Are you required under the Public Official Disclosure Law (“PODL”) to disclose the reimbursement you will receive for these travel-related expenditures?
- As it doesn’t look like you would be able to accept reimbursement for the trip under Amendment 41, you shouldn’t go, making disclosure of this reimbursement a moot point.
- Since the reimbursement is coming from the funds of a nonprofit entity that is not an entity whose membership includes your office or the General Assembly, you are required to disclose your acceptance of it.
- This trip sounds like one of those “junkets” that is the source of much criticism. Accordingly, if you go, you should disclose it if only for the sake of preventing an appearance of impropriety.
- The work STOP does is really important to your constituents. There are three old and decaying shopping malls in your district alone. You feel a strong need to join the trip to learn how to generate the process of conversion in Colorado. This is such a boring issue and the sights are so depressing — why would anyone think a member would be going on this trip if he or she didn’t feel the issue was so important?

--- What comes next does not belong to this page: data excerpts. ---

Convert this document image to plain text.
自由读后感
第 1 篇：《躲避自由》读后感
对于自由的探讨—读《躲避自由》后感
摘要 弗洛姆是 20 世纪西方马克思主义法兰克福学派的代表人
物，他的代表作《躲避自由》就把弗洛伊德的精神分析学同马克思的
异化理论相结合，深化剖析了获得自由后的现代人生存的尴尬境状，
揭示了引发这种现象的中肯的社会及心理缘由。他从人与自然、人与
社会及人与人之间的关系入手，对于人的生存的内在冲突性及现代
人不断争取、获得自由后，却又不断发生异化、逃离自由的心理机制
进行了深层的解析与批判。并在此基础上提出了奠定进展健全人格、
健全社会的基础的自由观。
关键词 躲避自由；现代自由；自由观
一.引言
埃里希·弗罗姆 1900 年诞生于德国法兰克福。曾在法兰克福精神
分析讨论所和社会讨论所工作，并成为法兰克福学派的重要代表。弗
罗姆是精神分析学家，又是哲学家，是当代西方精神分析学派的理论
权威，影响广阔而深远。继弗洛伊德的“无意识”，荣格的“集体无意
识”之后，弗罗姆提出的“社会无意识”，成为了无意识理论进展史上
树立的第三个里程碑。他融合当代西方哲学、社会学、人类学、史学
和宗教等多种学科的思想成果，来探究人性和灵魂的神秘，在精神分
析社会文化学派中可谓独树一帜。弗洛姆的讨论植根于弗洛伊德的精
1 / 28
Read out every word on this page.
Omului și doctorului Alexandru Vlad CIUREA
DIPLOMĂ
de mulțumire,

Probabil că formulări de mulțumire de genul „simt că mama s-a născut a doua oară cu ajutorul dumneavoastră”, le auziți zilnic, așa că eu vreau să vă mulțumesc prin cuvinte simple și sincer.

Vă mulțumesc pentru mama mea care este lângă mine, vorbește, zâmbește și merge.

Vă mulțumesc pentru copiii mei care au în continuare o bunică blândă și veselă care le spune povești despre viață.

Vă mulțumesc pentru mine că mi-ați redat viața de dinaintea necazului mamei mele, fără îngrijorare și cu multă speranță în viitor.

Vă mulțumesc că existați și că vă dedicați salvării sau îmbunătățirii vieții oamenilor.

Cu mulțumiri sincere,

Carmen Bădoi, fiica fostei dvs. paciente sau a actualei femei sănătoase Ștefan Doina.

The correct answer is 2. Under section 24-6-203 (3)(f) and (3)(d), C.R.S., reimbursement for travel must be disclosed if payment of the reimbursement comes from a financial source other than public funds of a state or local government or from the funds of an association of public officials or public entities whose membership includes your office or the General Assembly. In this case, because STOP, the nonprofit organization making payment to you for your travel expenses, does not meet these criteria, the reimbursement must be disclosed under the PODL.